DESCRIPTION: This graduate seminar emphasises research methodologies and the development of research proposals addressing the neuroscience of autism and other neurobiologically based developmental disorders.  Topics will be selected on the basis of students' research objectives and on the basis of the experimental methods used to achieve these objectives.  Techniques discussed may include functional magnetic resonance imaging, MRI morphometry, quantitative electroencephalography and event-related potentials, behaviour and psychophysics, computational modelling, and diagnostic and psychometric testing.

 

The course will commence with a discussion of participants' research interests and topics, and an overview of diagnostic criteria and other symptoms of autism spectrum conditions.  Subsequent sessions will cover the Autism Diagnostic Interview – Revised, the Autism Diagnostic Observation Schedule – Generic, and the Broader Phenotype Autism Symptom Scale.  Subsequent discussions will provide an overview of experimental design and anatomical and physiological measurement techniques applicable to human cognitive neuroscience, including MRI, fMRI, PET, EEG and MEG.

 

The following reference texts will be useful for methodological discussions. Books will be placed on reserve at Mann Library: 

Rick B Buxton. Introduction to Functional Magnetic Resonance Imaging: Principles and Techniques. Cambridge: Cambridge University Press (2002). Mann (on order) RC386.6 M34 B895 2002

Roberto Cabeza & Alan Kingstone. Handbook of Functional Neuroimaging of Cognition 2/e. Cambridge, Massachusetts: MIT Press (2005).  Mann QP360.5 H36 2005

Steve J Luck. An Introduction to the Event-Related Potential Technique. Cambridge, Massachusetts: MIT Press (2005). Mann (on order) QP376.5 L83 2005

Scott Makeig, Stefan Debener, Julie Onton, Arnaud Delorme. Mining event-related brain dynamics. Trends in Cognitive Sciences 8(5):204-210 (2004). http://www.sccn.ucsd.edu/~scott/pdf/TICS04_Preprint.pdf

Paul L Nunez & Ramesh Srinivasan. Electric Fields of the Brain: the Neurophysics of EEG 2/e. Oxford: Oxford University Press (2006). Olin QP376.5 N86 2006 +

James V Stone, Independent Component Analysis: A Tutorial Introduction. Cambridge, Massachusetts: MIT Press (2004).
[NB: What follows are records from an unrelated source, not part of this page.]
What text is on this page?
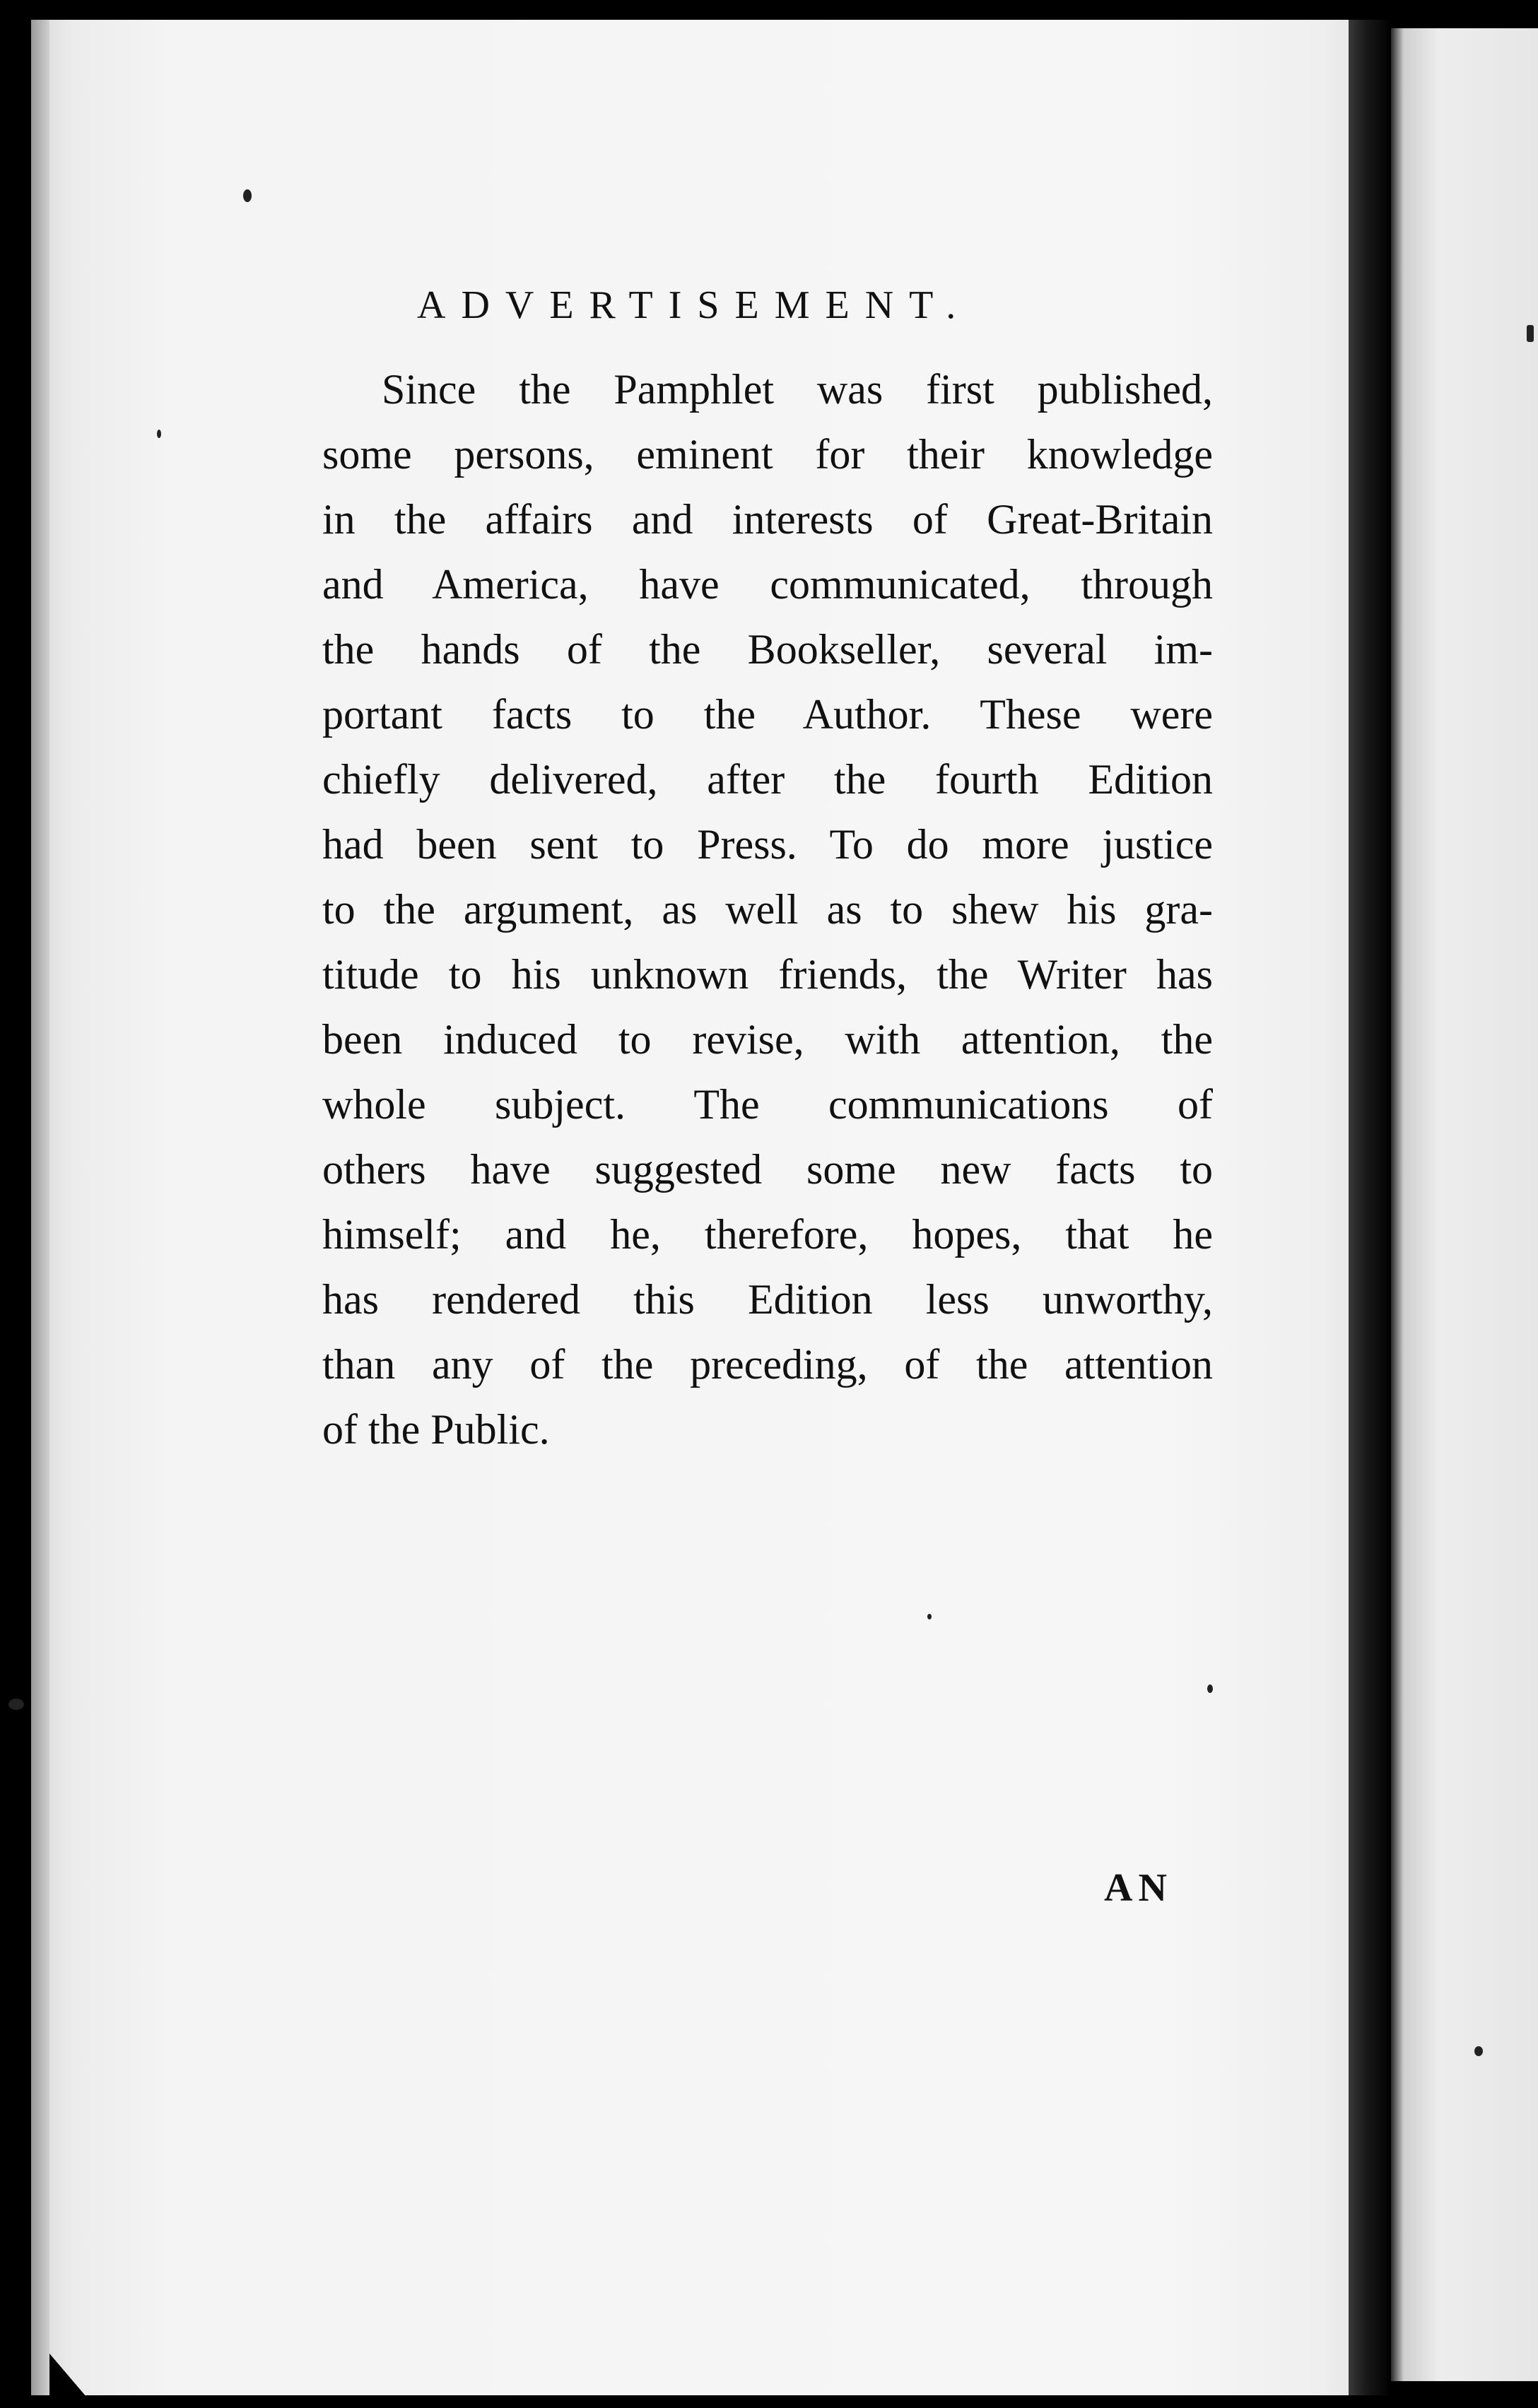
ADVERTISEMENT.
Since the Pamphlet was first published,
some persons, eminent for their knowledge
in the affairs and interests of Great-Britain
and America, have communicated, through
the hands of the Bookseller, several im-
portant facts to the Author. These were
chiefly delivered, after the fourth Edition
had been sent to Press. To do more justice
to the argument, as well as to shew his gra-
titude to his unknown friends, the Writer has
been induced to revise, with attention, the
whole subject. The communications of
others have suggested some new facts to
himself; and he, therefore, hopes, that he
has rendered this Edition less unworthy,
than any of the preceding, of the attention
of the Public.
AN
Engineering QA76.87 S78 2004

 

ASSIGNMENTS: One third of your mark will be based on oral participation, one third on the discussion that you lead, and one third on an open-book, open-notes, take-home final exam.

 

You are expected to participate fully in each week's discussion.  This means reading each week's papers well in advance, and thinking critically about them.  Are the hypotheses clearly enunciated?  Do the methods address the hypotheses?  Are the conclusions justified by the results, or what alternate interpretations might the results admit?  How do the results compare and contrast with other findings and with theoretical contexts?  Does the paper tell a story; does the writing cogently develop and resolve a specific research question?  Looking for and finding these potential flaws in published work will help you to think critically about your own and your classmates' work, and to avoid such pitfalls.

 

You will lead one week's discussion, on three papers selected by you and germane to your own research interests and to the general theme of the course.  You may want to choose one review article to provide theoretical background, one oft-cited research article to establish a particular theoretical viewpoint, and one current and contentious research article to provide opportunity for theoretical discussion.  You are, however, free to choose (in consultation with the instructor) any three articles that well introduce and cover your topic.  Leading discussion means exactly that: you should come prepared with background and overview to introduce and to structure your topic and its controversies, and with questions and points for the class to consider and to debate, but you should not plan a three-hour monologue.

 

The exam questions will be an opportunity for students to integrate topics presented during the term, and will focus especially on experimental design and methods.